As code contributors on board with the system, the burden of demo data for the purposes of development and testing becomes more and more problematic. The demo mode includes a set(s) of development demo data, that not only is meant to help train users of the system but can help train developers who need to learn the business functions of the app.

Purpose 4: The ability to auto-provision a trial an production system from Demo Mode

The idea here is that the global demo system (currently beta.hospitalrun.io) would always be running in demo mode and as users determined that they wanted to provision a

The Architecture

The notes on the conceptual architecture for moving into Demo Mode are described here.

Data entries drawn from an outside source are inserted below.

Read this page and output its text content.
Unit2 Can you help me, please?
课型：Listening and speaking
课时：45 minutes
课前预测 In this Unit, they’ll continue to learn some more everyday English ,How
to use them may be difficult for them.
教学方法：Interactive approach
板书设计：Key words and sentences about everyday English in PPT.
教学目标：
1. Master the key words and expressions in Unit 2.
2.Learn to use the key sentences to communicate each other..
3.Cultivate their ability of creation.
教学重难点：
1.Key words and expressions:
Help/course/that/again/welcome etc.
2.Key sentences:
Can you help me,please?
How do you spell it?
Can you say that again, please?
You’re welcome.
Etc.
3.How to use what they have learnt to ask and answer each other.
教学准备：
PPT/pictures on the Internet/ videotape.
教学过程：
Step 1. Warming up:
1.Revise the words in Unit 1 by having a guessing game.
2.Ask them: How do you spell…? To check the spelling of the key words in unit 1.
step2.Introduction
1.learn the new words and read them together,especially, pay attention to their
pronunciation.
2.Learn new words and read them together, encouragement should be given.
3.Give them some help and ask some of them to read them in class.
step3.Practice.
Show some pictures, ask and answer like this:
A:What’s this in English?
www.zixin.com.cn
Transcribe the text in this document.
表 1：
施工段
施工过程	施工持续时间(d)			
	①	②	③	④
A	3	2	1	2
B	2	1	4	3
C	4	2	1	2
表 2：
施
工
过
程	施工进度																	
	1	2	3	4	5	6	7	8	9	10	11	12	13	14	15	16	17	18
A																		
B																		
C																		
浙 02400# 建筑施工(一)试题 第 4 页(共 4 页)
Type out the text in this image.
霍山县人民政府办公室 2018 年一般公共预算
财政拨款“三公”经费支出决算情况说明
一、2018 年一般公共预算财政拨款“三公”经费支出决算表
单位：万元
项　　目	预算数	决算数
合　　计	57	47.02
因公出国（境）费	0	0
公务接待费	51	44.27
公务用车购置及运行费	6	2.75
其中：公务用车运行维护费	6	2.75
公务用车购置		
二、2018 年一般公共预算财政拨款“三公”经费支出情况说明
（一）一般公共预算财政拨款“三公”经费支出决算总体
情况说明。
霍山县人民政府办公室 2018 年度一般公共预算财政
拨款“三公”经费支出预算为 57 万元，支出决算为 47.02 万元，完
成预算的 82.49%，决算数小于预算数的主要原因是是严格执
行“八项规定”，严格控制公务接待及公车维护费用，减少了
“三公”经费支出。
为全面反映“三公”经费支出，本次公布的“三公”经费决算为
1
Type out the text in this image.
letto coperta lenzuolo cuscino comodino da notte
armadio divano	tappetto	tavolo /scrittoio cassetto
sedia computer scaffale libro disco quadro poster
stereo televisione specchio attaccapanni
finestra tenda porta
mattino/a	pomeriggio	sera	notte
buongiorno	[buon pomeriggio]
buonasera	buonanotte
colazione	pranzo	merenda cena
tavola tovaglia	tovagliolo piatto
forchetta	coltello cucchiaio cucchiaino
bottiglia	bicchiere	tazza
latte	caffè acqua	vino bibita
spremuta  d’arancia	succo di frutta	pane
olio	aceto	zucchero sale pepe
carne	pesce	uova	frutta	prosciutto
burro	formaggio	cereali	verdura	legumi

Additionally, there are a few distinct technical components to the Demo Mode

A separate demo database

The current system is compromised of two databases, a user and main, where main contains the data and user contains the login credentials and permission structure. In demo mode, main would be replaced (in access not existence) by a structural clone with revisioned data (probably called demo).

Authentication bypass

Demo mode can only access the demo database. As such, there's no need for authentication. Furthermore, we want to allow the ability for a demo user to simply reconfigure (via a drop down in the top of the screen) which role they are acting as in the demo system.

The ability

Definitions

Demo Mode

Offline-only system that includes, editable, pre-loaded demo data in an offline demo database. This information can be updated as often as their is a production release of the system. Demo mode contains no authentication and the ability to flip between authorization roles for the purposes of demonstrating and training. Demo Mode is always available, even in a production system (again, for the purposes of training), and the features in demo mode are consistent to the pre-configured roles with one exception. If HospitalRun is in demo mode and is not associated to a specific production instance, a Trial may be initiated.

Trial Mode

This is a temporary state of the application that is initiated from Demo Mode when a production system is not already associated to it. Trial Mode is initiated through an in-app setup process that creates an (essentially) empty production database that is itself completely offline and awaiting the connection to a production system. Users may setup their own data in this system while they await approval / access to a production instance. Once the production instance is initiated, the data from a Trial can be conditionally synced to the production system.

The greatest difference between trial and production is that a truly deployed HospitalRun system is defined as one that has a (presumably cloud) production server backing it.

Production Mode

A Production system is defined as an instance of HospitalRun that exists on the managed (cloud) infrastructure of HospitalRun and is attached to one or many web clients. A production system has a server-based production database and is being actively supported by the HospitalRun project.